Adèle Haenel breaks her silence ten days after the end of Christophe Ruggia’s trial. On Friday, April 17, 2026, the 61-year-old filmmaker was sentenced by the Paris Court of Appeal to five years in prison, including two suspended, to be served under electronic monitoring for sexual assaults committed on the actress when she was aged 12 to 14 years. In an interview on ‘C dans l’air’ on Saturday, April 25, the actress reacted to this decision, alongside her lawyer Anouck Michelin, who has been with her for six years. “For me, it’s a relief,” said Adèle Haenel. “It’s the end of a long and challenging legal journey. I feel relief.” Adèle Haenel can finally put an end to this legal chapter. “It’s a chapter that closes. It’s good to have the terms set in legal terms,” she continued. “The legal process is also work. It’s also a lot of time spent examining the file, preparing for hearings. So all that time, now I will dedicate it to something else.” Now, the 37-year-old actress wants to contribute to a society where “all lives are livable.”

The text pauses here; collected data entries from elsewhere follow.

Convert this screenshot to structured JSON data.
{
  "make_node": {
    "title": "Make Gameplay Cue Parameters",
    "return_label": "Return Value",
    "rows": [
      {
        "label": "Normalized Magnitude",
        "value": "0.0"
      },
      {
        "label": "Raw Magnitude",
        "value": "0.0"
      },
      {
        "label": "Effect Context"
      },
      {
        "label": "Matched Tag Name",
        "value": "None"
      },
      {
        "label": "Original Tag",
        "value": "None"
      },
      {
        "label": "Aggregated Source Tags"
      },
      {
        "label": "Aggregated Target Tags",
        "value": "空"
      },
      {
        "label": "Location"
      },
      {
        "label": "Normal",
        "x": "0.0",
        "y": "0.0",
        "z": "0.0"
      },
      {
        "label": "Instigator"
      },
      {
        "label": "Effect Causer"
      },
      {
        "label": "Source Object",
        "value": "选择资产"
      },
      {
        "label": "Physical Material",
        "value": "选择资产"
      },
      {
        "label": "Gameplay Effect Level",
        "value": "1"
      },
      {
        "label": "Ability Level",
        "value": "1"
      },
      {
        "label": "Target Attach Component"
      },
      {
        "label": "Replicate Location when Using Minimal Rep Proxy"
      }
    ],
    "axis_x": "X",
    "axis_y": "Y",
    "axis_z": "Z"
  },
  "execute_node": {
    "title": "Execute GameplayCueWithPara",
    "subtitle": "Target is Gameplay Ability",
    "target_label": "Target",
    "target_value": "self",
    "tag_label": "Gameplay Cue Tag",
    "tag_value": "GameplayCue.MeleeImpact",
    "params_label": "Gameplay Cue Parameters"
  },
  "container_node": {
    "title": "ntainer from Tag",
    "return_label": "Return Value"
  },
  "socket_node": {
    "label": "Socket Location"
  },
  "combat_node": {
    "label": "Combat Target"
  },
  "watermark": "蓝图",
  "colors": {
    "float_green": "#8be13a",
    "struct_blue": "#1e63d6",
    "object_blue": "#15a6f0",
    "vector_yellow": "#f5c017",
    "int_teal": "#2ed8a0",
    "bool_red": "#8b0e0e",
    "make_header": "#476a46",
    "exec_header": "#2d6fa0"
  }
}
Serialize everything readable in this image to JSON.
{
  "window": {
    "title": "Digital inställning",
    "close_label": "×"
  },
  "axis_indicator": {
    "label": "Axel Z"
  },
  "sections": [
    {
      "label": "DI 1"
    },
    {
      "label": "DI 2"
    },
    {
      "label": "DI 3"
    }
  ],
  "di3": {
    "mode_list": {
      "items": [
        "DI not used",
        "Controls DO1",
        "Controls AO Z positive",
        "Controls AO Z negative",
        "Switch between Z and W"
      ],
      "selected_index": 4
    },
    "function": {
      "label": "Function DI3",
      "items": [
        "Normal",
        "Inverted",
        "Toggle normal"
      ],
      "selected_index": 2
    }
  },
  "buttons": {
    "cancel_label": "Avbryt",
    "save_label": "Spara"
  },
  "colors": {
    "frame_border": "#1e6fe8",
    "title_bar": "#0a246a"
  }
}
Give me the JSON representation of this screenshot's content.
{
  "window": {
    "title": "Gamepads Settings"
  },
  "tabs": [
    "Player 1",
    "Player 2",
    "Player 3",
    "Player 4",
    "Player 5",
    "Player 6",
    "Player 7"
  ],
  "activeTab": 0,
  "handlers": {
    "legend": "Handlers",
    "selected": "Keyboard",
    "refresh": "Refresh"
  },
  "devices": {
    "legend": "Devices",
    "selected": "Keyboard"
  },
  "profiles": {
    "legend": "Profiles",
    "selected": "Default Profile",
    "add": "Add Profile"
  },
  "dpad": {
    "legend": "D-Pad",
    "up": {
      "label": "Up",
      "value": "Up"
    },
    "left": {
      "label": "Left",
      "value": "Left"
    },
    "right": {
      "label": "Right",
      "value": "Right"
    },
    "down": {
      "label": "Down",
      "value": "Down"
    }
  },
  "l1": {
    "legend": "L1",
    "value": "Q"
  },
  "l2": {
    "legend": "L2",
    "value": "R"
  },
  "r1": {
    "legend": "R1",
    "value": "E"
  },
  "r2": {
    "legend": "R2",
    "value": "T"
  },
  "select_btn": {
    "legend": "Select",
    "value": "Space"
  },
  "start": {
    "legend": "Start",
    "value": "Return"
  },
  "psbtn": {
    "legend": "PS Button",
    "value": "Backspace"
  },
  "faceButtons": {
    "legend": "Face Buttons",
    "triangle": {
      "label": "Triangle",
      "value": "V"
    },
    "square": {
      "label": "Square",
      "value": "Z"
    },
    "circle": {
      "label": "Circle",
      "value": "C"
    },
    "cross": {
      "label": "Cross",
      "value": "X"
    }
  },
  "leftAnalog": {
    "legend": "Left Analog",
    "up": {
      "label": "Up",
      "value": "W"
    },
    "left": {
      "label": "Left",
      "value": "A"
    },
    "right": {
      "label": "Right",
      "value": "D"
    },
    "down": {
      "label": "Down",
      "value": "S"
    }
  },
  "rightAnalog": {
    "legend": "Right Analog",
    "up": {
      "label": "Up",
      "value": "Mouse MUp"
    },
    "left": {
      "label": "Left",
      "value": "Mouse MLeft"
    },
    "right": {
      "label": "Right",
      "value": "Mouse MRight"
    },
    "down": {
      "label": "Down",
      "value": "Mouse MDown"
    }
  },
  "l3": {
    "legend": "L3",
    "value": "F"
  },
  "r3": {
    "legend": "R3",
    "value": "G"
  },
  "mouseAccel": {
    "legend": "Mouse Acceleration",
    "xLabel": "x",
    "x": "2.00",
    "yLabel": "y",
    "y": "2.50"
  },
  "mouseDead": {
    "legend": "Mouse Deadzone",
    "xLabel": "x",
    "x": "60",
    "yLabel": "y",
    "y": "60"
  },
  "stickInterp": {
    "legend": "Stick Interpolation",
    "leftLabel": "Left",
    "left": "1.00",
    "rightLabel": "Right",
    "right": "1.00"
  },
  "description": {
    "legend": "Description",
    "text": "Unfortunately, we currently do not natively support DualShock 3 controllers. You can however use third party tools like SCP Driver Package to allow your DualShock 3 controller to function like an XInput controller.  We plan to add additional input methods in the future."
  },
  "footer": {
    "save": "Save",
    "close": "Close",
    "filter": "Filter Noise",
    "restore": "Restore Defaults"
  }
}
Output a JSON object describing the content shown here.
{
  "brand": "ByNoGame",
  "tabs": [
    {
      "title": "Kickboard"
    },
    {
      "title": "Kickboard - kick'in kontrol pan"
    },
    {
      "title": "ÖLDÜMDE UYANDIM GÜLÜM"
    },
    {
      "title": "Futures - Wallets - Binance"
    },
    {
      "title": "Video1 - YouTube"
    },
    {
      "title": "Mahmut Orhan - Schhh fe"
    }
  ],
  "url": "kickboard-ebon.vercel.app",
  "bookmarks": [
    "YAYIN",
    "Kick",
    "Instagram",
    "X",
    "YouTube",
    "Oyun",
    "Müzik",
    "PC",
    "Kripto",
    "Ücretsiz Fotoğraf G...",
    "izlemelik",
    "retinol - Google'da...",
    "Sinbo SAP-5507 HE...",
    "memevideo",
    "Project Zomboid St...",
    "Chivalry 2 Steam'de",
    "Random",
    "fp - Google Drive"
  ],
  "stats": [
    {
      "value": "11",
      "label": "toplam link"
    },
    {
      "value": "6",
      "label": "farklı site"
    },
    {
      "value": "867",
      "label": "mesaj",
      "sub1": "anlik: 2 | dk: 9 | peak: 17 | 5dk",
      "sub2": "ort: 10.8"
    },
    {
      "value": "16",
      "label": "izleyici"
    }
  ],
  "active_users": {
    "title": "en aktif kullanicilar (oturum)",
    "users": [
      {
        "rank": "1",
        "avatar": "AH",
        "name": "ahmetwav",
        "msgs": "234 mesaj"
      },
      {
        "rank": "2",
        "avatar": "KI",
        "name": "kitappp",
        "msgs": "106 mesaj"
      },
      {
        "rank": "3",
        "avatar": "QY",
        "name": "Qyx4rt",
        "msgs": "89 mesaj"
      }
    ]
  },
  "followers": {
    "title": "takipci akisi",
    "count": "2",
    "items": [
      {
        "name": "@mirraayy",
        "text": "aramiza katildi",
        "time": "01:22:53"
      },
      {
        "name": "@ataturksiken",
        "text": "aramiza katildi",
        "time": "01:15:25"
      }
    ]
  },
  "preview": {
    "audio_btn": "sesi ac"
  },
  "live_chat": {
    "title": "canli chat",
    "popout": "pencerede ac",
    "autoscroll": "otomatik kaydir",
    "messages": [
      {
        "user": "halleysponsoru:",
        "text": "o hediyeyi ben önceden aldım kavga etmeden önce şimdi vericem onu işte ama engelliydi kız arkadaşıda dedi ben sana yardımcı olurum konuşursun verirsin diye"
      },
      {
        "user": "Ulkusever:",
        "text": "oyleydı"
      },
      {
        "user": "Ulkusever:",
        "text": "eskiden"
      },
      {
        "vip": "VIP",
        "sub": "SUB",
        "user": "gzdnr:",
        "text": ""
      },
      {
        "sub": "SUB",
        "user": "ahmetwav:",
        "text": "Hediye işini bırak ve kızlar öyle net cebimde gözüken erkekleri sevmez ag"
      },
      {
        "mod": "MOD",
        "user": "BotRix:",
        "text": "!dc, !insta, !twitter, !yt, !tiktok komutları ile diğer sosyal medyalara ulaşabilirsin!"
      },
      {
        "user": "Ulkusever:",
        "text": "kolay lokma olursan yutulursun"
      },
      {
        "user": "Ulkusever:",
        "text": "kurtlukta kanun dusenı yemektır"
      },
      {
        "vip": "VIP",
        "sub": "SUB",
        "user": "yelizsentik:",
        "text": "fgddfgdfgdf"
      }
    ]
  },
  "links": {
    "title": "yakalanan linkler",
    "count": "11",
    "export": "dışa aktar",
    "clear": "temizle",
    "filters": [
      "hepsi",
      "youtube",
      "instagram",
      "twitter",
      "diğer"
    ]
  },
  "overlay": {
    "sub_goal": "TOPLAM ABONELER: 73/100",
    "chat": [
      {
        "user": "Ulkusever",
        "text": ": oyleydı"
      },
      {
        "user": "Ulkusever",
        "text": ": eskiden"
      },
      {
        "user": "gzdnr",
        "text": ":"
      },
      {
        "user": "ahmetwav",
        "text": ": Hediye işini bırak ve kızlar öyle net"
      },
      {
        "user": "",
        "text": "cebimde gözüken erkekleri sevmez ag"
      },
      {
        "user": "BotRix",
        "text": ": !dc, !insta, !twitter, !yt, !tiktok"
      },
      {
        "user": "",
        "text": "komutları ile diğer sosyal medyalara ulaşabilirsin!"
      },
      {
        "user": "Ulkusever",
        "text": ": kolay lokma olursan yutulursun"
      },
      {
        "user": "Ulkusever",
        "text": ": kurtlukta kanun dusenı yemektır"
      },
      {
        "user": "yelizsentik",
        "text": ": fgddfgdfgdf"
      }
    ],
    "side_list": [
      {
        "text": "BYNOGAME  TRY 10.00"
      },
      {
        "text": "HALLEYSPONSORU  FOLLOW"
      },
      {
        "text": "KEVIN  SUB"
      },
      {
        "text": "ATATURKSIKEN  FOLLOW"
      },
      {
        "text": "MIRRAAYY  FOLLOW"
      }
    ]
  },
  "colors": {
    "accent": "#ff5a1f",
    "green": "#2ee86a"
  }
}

Adèle Haenel definitively breaks ties with cinema During this interview, Adèle Haenel, who had announced in May 2023 that she would stop her film career after four years of absence, spoke about her professional future, definitively closing the door to the film industry. “I do theater, that’s what I do. I do not criticize the medium, but the industry. It constructs imaginaries that do not help us to get out of the crisis we are in. For me, the stories it offers remain problematic. I do not want to participate in a world that normalizes cruelty, racism, sexism in image production. That’s what I criticize.”
The Christophe Ruggia case exploded in 2019 when Adèle Haenel accused the director of touching and sexual harassment when she was a minor. Her revelations, published by ‘Mediapart’, caused a shock in French cinema and reignited the debate on sexual violence in the cultural sector, following the #MeToo movement. The actress also criticized the inaction of the sector and the justice system, denouncing a system that protects aggressors. In 2020, she made a mark by leaving the César ceremony to protest against the award given to Roman Polanski, accused of rape. This case has become a major symbol of the liberation of speech in France and the tensions between artistic creation and moral responsibility.